3. Play music with someone. Why? Because I’ve been spending far too much time cooped up in a small room practicing music, and not enough time actually making music with other people. As I’ve written before, playing music alone and never doing it with others is merely masturbation.

4. Call the producer of a short film that I am scoring. Why? Because I wanted to clarify some of our goals and deadlines, and it is better for me to be proactive than to passively wait on her guidance.

5. Go play pickup basketball. Why? Because I love pickup basketball. It’s fun, therapeutic, social, and there’s no better sound than a crisp swish.

I am very proud to say that in addition to fulfilling my usual school duties, I achieved all five of these goals this week. I booked a couple of gigs for mid-December, I had a wonderful heart to heart with David Schroeder, I played music with a couple of classmates, I got in touch with the producer, and I played pickup basketball. Each achievement momentarily infused me with joy and confidence and yet, on Friday after I had accomplished all of them, overall I still felt low. The good news is that I’ve lived long enough to learn that sometimes my sadness is not a result of outer circumstances, but just part of the natural ebb and flow of my spirit. You cannot have happiness without experiencing sadness, and I’m likely experiencing a natural low after the incredibly exciting high of being a New York City newcomer. I’m oddly at peace with my sadness, for I know it will pass and give way to joy again. Such is life.
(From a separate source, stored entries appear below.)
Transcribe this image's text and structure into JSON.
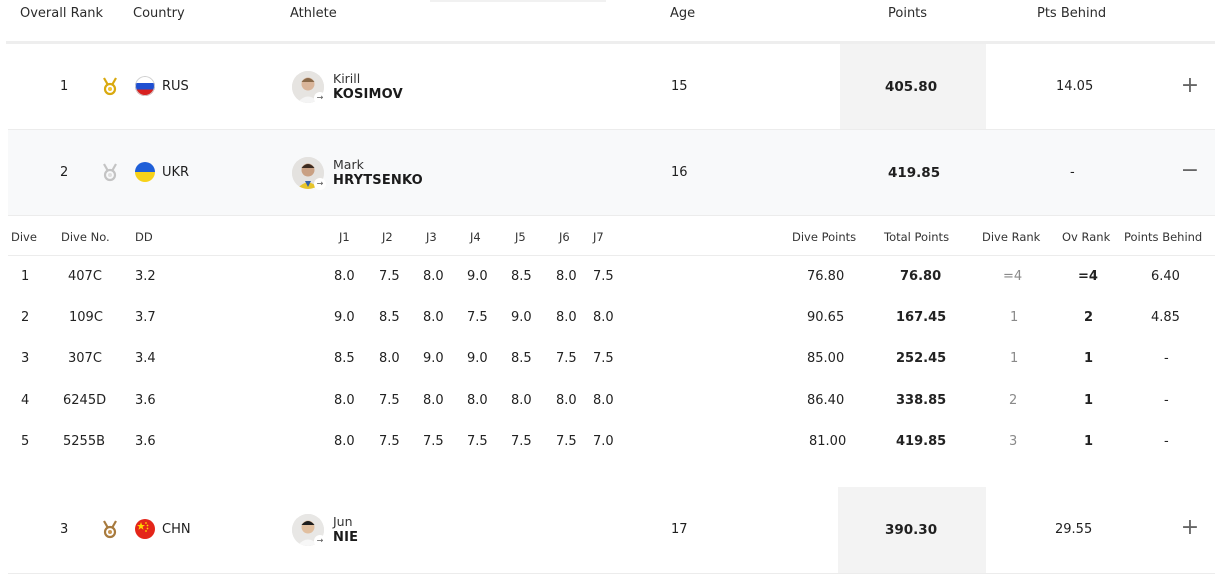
{
  "header": {
    "overall_rank": "Overall Rank",
    "country": "Country",
    "athlete": "Athlete",
    "age": "Age",
    "points": "Points",
    "pts_behind": "Pts Behind"
  },
  "rows": [
    {
      "rank": "1",
      "medal": "gold-medal-icon",
      "country": "RUS",
      "first": "Kirill",
      "last": "KOSIMOV",
      "age": "15",
      "points": "405.80",
      "pts_behind": "14.05",
      "toggle": "+"
    },
    {
      "rank": "2",
      "medal": "silver-medal-icon",
      "country": "UKR",
      "first": "Mark",
      "last": "HRYTSENKO",
      "age": "16",
      "points": "419.85",
      "pts_behind": "-",
      "toggle": "−"
    },
    {
      "rank": "3",
      "medal": "bronze-medal-icon",
      "country": "CHN",
      "first": "Jun",
      "last": "NIE",
      "age": "17",
      "points": "390.30",
      "pts_behind": "29.55",
      "toggle": "+"
    }
  ],
  "dives": {
    "headers": {
      "dive": "Dive",
      "dive_no": "Dive No.",
      "dd": "DD",
      "j1": "J1",
      "j2": "J2",
      "j3": "J3",
      "j4": "J4",
      "j5": "J5",
      "j6": "J6",
      "j7": "J7",
      "dive_points": "Dive Points",
      "total_points": "Total Points",
      "dive_rank": "Dive Rank",
      "ov_rank": "Ov Rank",
      "points_behind": "Points Behind"
    },
    "rows": [
      {
        "dive": "1",
        "no": "407C",
        "dd": "3.2",
        "j": [
          "8.0",
          "7.5",
          "8.0",
          "9.0",
          "8.5",
          "8.0",
          "7.5"
        ],
        "dive_points": "76.80",
        "total": "76.80",
        "dive_rank": "=4",
        "ov_rank": "=4",
        "behind": "6.40"
      },
      {
        "dive": "2",
        "no": "109C",
        "dd": "3.7",
        "j": [
          "9.0",
          "8.5",
          "8.0",
          "7.5",
          "9.0",
          "8.0",
          "8.0"
        ],
        "dive_points": "90.65",
        "total": "167.45",
        "dive_rank": "1",
        "ov_rank": "2",
        "behind": "4.85"
      },
      {
        "dive": "3",
        "no": "307C",
        "dd": "3.4",
        "j": [
          "8.5",
          "8.0",
          "9.0",
          "9.0",
          "8.5",
          "7.5",
          "7.5"
        ],
        "dive_points": "85.00",
        "total": "252.45",
        "dive_rank": "1",
        "ov_rank": "1",
        "behind": "-"
      },
      {
        "dive": "4",
        "no": "6245D",
        "dd": "3.6",
        "j": [
          "8.0",
          "7.5",
          "8.0",
          "8.0",
          "8.0",
          "8.0",
          "8.0"
        ],
        "dive_points": "86.40",
        "total": "338.85",
        "dive_rank": "2",
        "ov_rank": "1",
        "behind": "-"
      },
      {
        "dive": "5",
        "no": "5255B",
        "dd": "3.6",
        "j": [
          "8.0",
          "7.5",
          "7.5",
          "7.5",
          "7.5",
          "7.5",
          "7.0"
        ],
        "dive_points": "81.00",
        "total": "419.85",
        "dive_rank": "3",
        "ov_rank": "1",
        "behind": "-"
      }
    ]
  }
}
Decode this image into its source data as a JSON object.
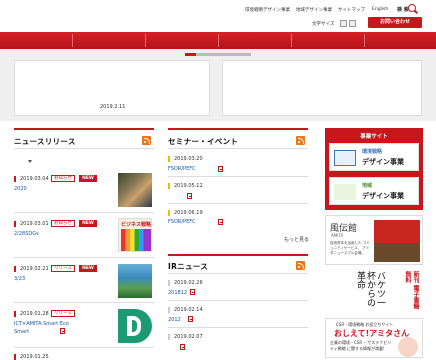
{
  "header": {
    "top_links": [
      "環境戦略デザイン事業",
      "地域デザイン事業",
      "サイトマップ",
      "English"
    ],
    "search_label": "検 索",
    "font_size_label": "文字サイズ",
    "contact_label": "お問い合わせ"
  },
  "carousel": {
    "date": "2019.2.11"
  },
  "news": {
    "title": "ニュースリリース",
    "items": [
      {
        "date": "2019.03.04",
        "tag": "お知らせ",
        "new": "NEW",
        "link": "2020"
      },
      {
        "date": "2019.03.01",
        "tag": "お知らせ",
        "new": "NEW",
        "link": "2/28SDGs",
        "thumb_caption": "ビジネス戦略"
      },
      {
        "date": "2019.02.21",
        "tag": "リリース",
        "new": "NEW",
        "link": "3/23"
      },
      {
        "date": "2019.01.28",
        "tag": "リリース",
        "new": "",
        "link": "ICT×AMITA Smart Eco",
        "link2": "Smart"
      },
      {
        "date": "2019.01.25",
        "tag": "",
        "new": "",
        "link": ""
      }
    ]
  },
  "events": {
    "title": "セミナー・イベント",
    "items": [
      {
        "date": "2019.03.20",
        "link": "FSOR/PEFC"
      },
      {
        "date": "2019.05.12",
        "link": ""
      },
      {
        "date": "2019.06.19",
        "link": "FSOR/PEFC"
      }
    ],
    "more": "もっと見る"
  },
  "ir": {
    "title": "IRニュース",
    "items": [
      {
        "date": "2019.02.26",
        "link": "201812"
      },
      {
        "date": "2019.02.14",
        "link": "2012"
      },
      {
        "date": "2019.02.07",
        "link": ""
      }
    ]
  },
  "side": {
    "business_title": "事業サイト",
    "banner1_small": "環境戦略",
    "banner1_big": "デザイン事業",
    "banner2_small": "地域",
    "banner2_big": "デザイン事業",
    "fuka_title": "風伝館",
    "fuka_sub": "AMITA",
    "fuka_desc": "自然資本を活用した コミュニティサービス、 アミタニュースプル会場。",
    "book_title": "バケツ一杯からの革命",
    "book_side": "新刊 電子書籍 無料",
    "csr_title": "CSR・環境戦略 お役立ちサイト",
    "csr_name": "おしえて!アミタさん",
    "csr_desc": "企業の環境・CSR・ サステナビリティ戦略 に関する情報が満載!"
  }
}
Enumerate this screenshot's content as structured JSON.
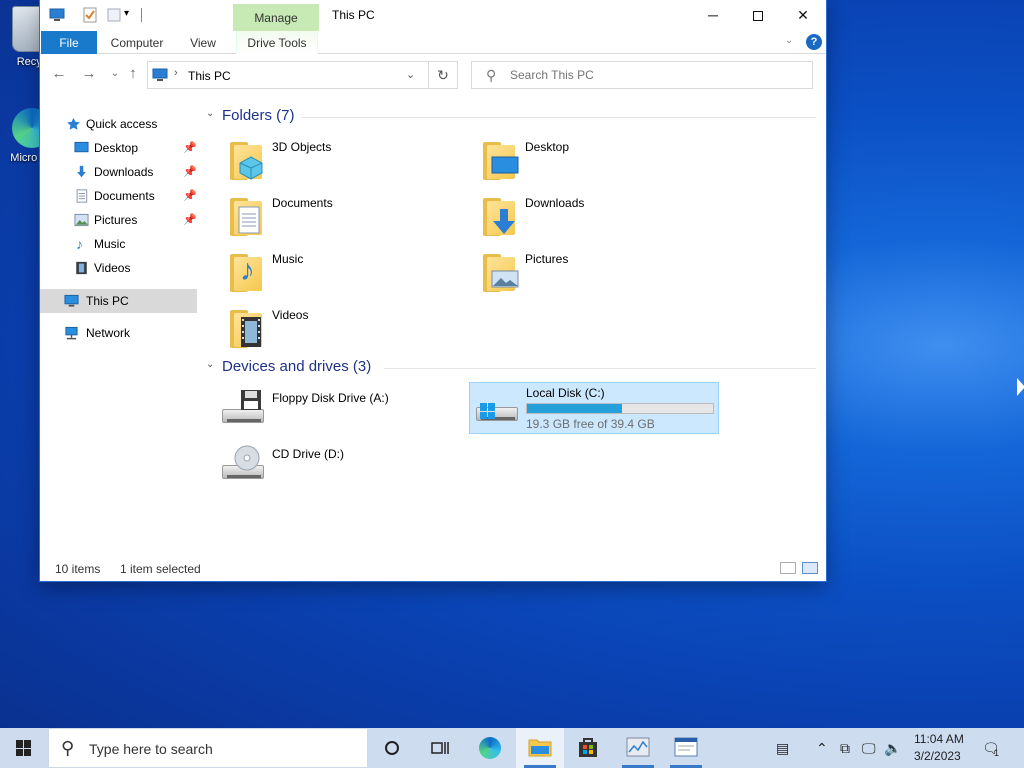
{
  "desktop": {
    "icons": [
      {
        "label": "Recyc"
      },
      {
        "label": "Micro Ed"
      }
    ]
  },
  "window": {
    "title": "This PC",
    "manage_tab": "Manage",
    "ribbon_tabs": {
      "file": "File",
      "computer": "Computer",
      "view": "View",
      "drive_tools": "Drive Tools"
    },
    "address": "This PC",
    "search_placeholder": "Search This PC"
  },
  "nav_pane": {
    "quick_access": "Quick access",
    "quick_items": [
      "Desktop",
      "Downloads",
      "Documents",
      "Pictures",
      "Music",
      "Videos"
    ],
    "this_pc": "This PC",
    "network": "Network"
  },
  "folders_group": {
    "title": "Folders (7)",
    "items": [
      "3D Objects",
      "Desktop",
      "Documents",
      "Downloads",
      "Music",
      "Pictures",
      "Videos"
    ]
  },
  "drives_group": {
    "title": "Devices and drives (3)",
    "floppy": "Floppy Disk Drive (A:)",
    "local_disk": {
      "label": "Local Disk (C:)",
      "free_text": "19.3 GB free of 39.4 GB",
      "used_fraction": 0.51
    },
    "cd": "CD Drive (D:)"
  },
  "status_bar": {
    "items_count": "10 items",
    "selection": "1 item selected"
  },
  "taskbar": {
    "search_text": "Type here to search",
    "time": "11:04 AM",
    "date": "3/2/2023",
    "notification_count": "1"
  },
  "colors": {
    "accent": "#1979ca",
    "manage_tab": "#c7e9b4",
    "selection": "#cce8ff",
    "disk_fill": "#26a0da"
  }
}
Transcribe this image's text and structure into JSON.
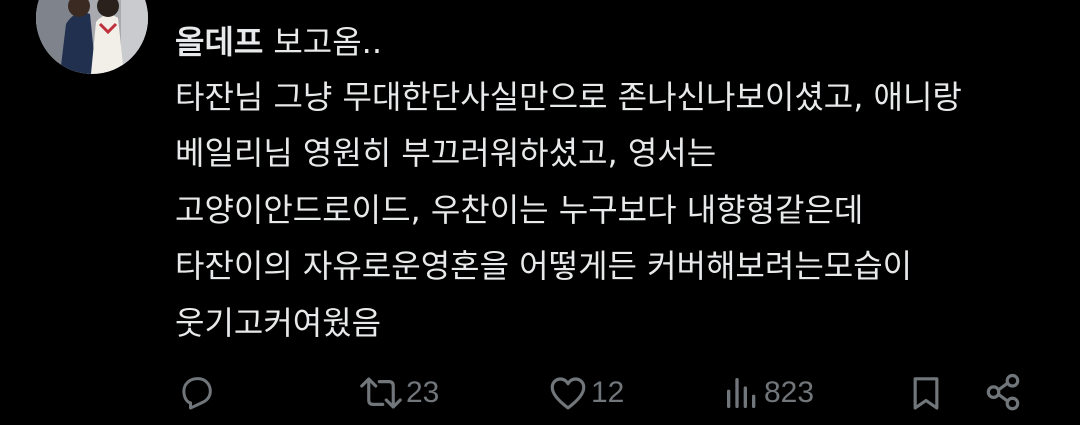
{
  "post": {
    "author": "올데프",
    "first_text": "보고옴..",
    "lines": [
      "타잔님 그냥 무대한단사실만으로 존나신나보이셨고, 애니랑",
      "베일리님 영원히 부끄러워하셨고, 영서는",
      "고양이안드로이드, 우찬이는 누구보다 내향형같은데",
      "타잔이의 자유로운영혼을 어떻게든 커버해보려는모습이",
      "웃기고커여웠음"
    ]
  },
  "actions": {
    "reply": {
      "icon": "reply-icon"
    },
    "repost": {
      "icon": "repost-icon",
      "count": "23"
    },
    "like": {
      "icon": "heart-icon",
      "count": "12"
    },
    "views": {
      "icon": "views-icon",
      "count": "823"
    },
    "bookmark": {
      "icon": "bookmark-icon"
    },
    "share": {
      "icon": "share-icon"
    }
  },
  "colors": {
    "background": "#000000",
    "text": "#e7e9ea",
    "icon": "#71767b"
  }
}
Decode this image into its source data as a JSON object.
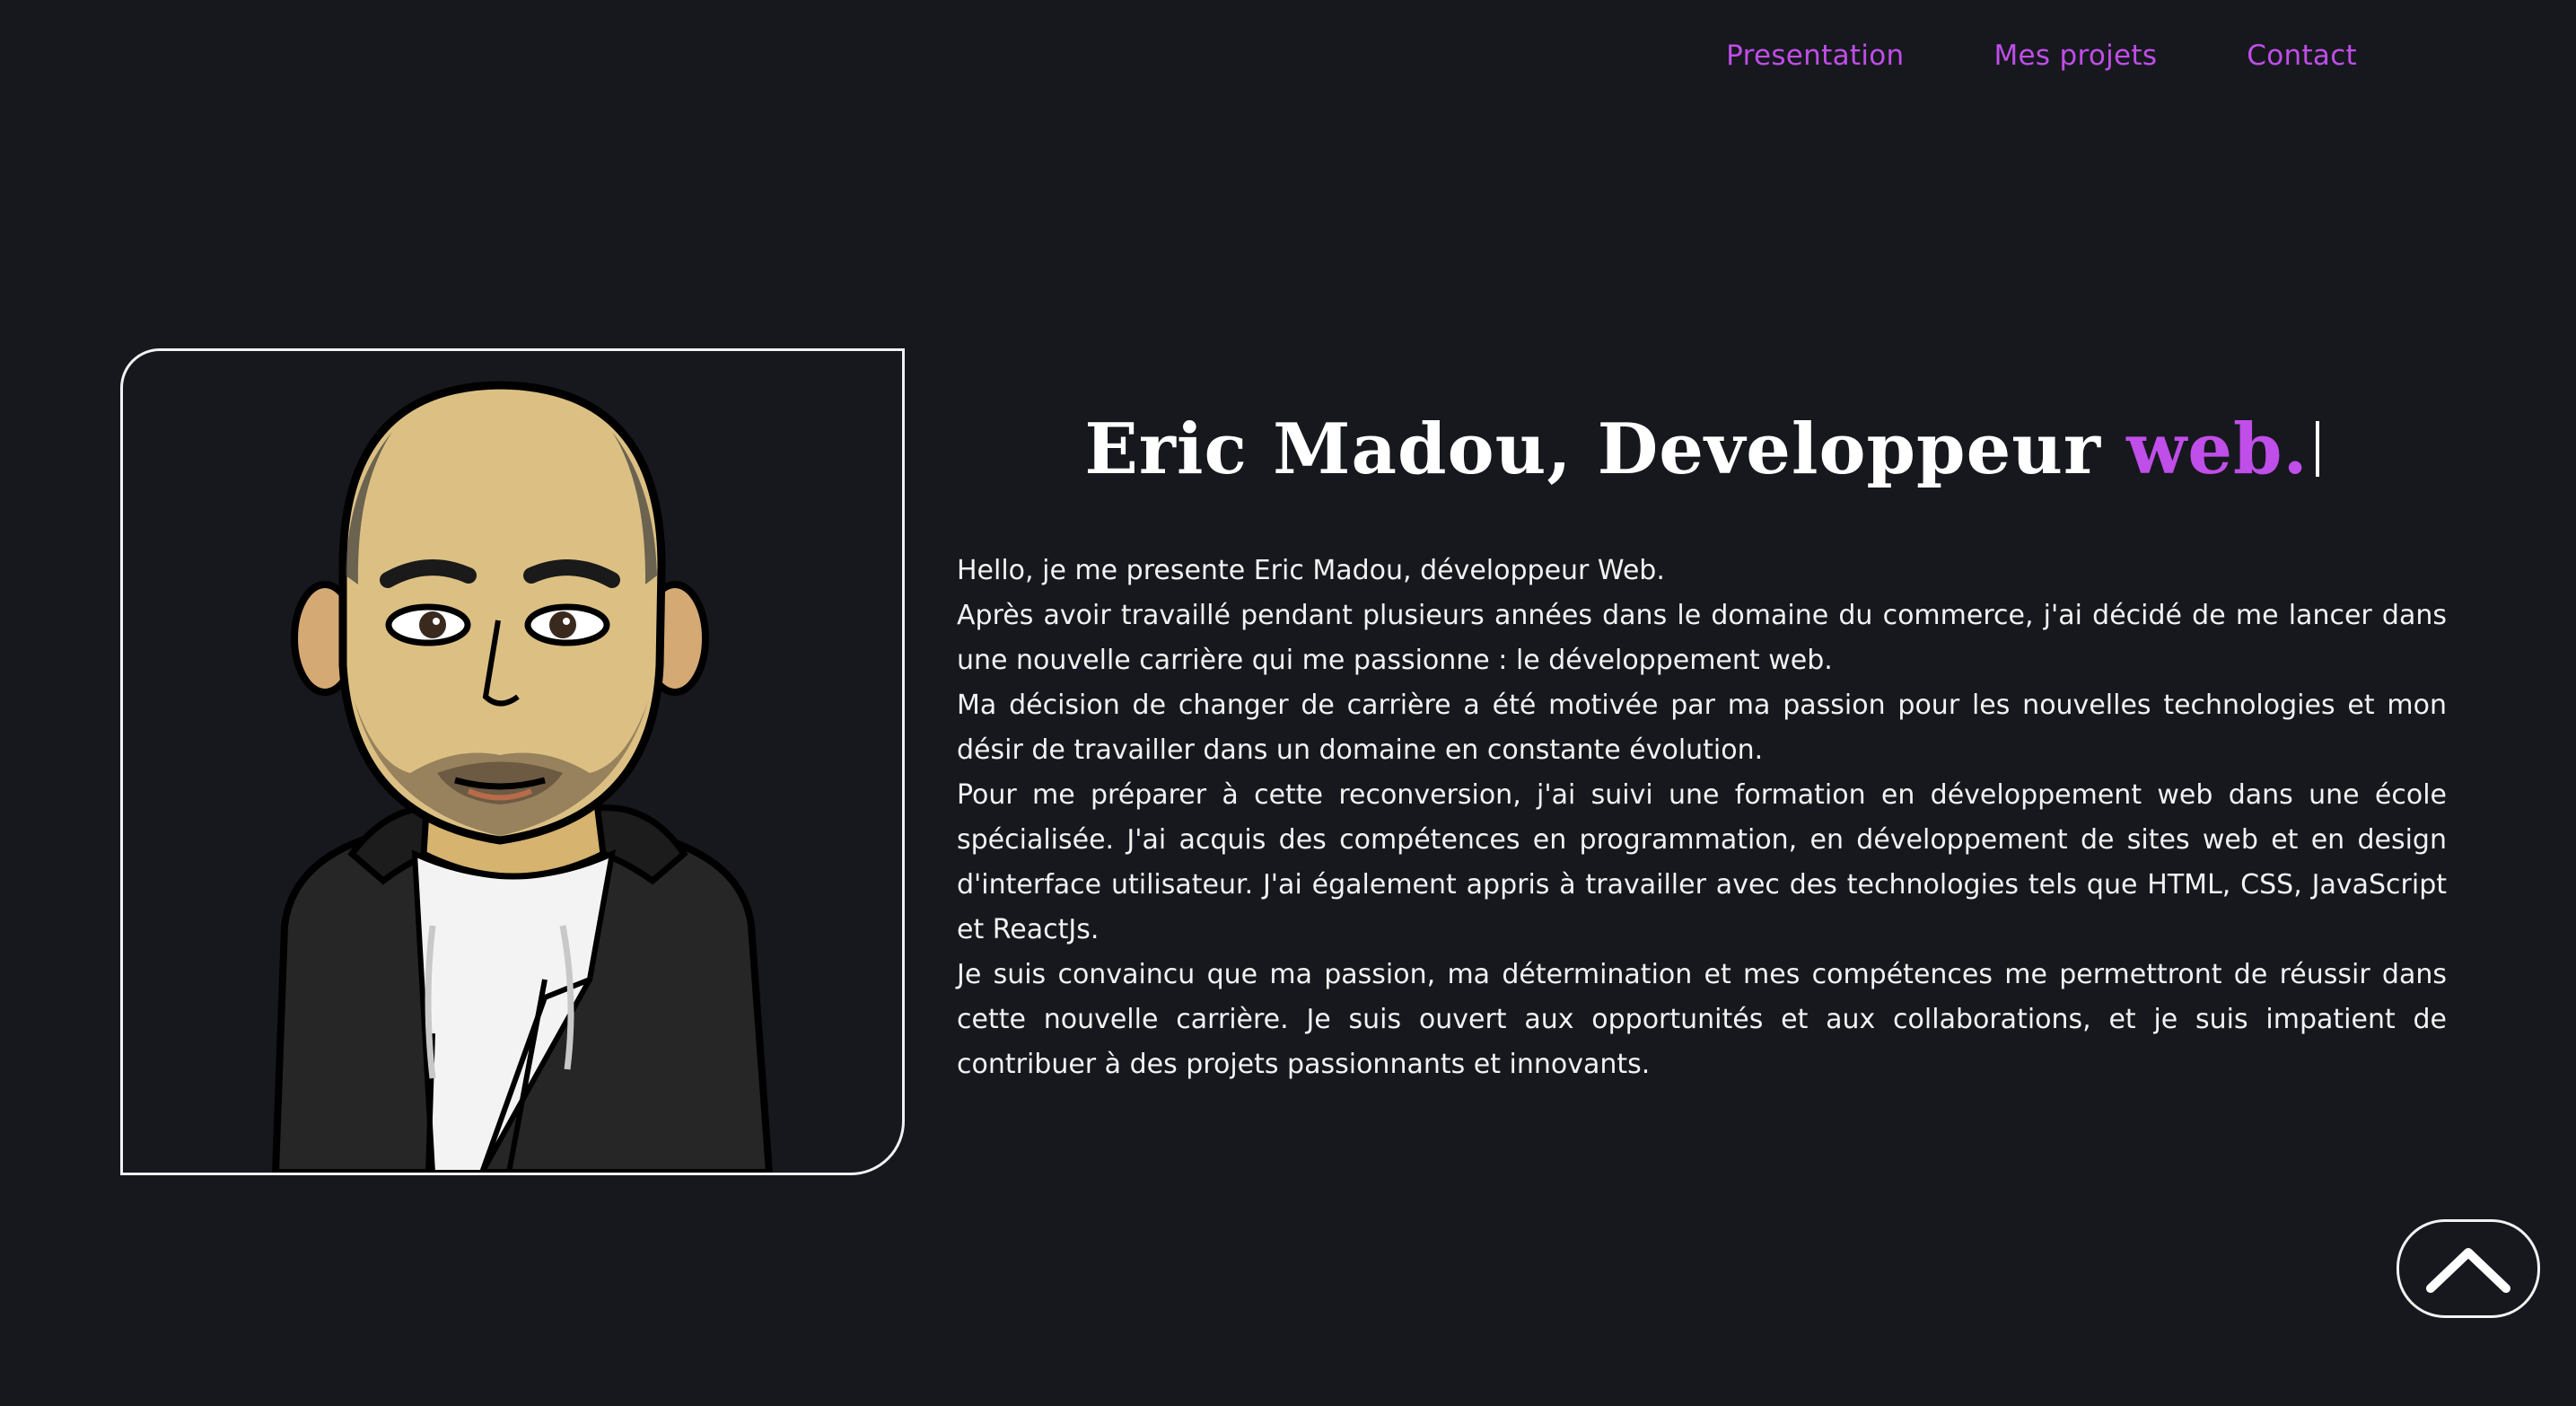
{
  "nav": {
    "items": [
      {
        "label": "Presentation"
      },
      {
        "label": "Mes projets"
      },
      {
        "label": "Contact"
      }
    ]
  },
  "hero": {
    "title_main": "Eric Madou, Developpeur ",
    "title_accent": "web."
  },
  "bio": {
    "paragraphs": [
      "Hello, je me presente Eric Madou, développeur Web.",
      "Après avoir travaillé pendant plusieurs années dans le domaine du commerce, j'ai décidé de me lancer dans une nouvelle carrière qui me passionne : le développement web.",
      "Ma décision de changer de carrière a été motivée par ma passion pour les nouvelles technologies et mon désir de travailler dans un domaine en constante évolution.",
      "Pour me préparer à cette reconversion, j'ai suivi une formation en développement web dans une école spécialisée. J'ai acquis des compétences en programmation, en développement de sites web et en design d'interface utilisateur. J'ai également appris à travailler avec des technologies tels que HTML, CSS, JavaScript et ReactJs.",
      "Je suis convaincu que ma passion, ma détermination et mes compétences me permettront de réussir dans cette nouvelle carrière. Je suis ouvert aux opportunités et aux collaborations, et je suis impatient de contribuer à des projets passionnants et innovants."
    ]
  },
  "icons": {
    "scroll_top": "chevron-up-icon",
    "avatar": "cartoon-avatar"
  },
  "colors": {
    "background": "#16181d",
    "accent": "#c04ee8",
    "text": "#ffffff",
    "border": "#f2f2f2"
  }
}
So Friday night I was feeling sleepy and sad as I was taking the Subway home—I got off of the A train in order to transfer to the C, when I was suddenly face to face with a vivacious young subway performer wearing a red tie prancing around singing Holly Jolly Christmas along to a backing track. Now I’m generally uninspired by the song Holly Jolly Christmas (especially before Thanksgiving), but there was just something so enjoyable about watching this little dude sing it. He followed up Holly Jolly with his final number of the evening: a highly dramatic dance routine to a high-energy club song. It is comical for me to write this, but I sincerely mean it— that little guy’s sparkling dance routine brought me back to life. I felt intense joy at watching him so freely and spontaneously express himself. Coincidentally, if you go to his instagram page (@masterblasterg) you can actually see video of this exact moment. Scroll down to the video titled “Dance because you can” and you’ll see me in the background, first languidly looking at whatever distraction I have pulled up on my phone, and then by the end, flashing a huge grin.

As he was packing up his gear I went over to slip him a tip and talk to him. His name is Gabriel Angelo and he is 17 years, and he had the same effervescent personality in conversation that he does while performing. I asked him what his musical goals are, and he told me (with a dramatic wave of his hands) that he wants to do more shows than anyone ever has in the world, and to heal people with his music. You’ll have to suspend your cynicism to read this (as I have to suspend mine to write it) but he did heal me that night. I cannot describe it any other way than to say that in watching him sing and dance, he transmitted his pure joy directly to my heart and soul. As if that gift was not enough, he reminded me that I did not fall in love with music for any practical purposes. I fell in love with music because of it’s mystic ability to transmit feelings beyond words. Certainly it is good to set goals for myself and achieve them, but I should remember that practical goals may have very little to do with love, happiness, and music.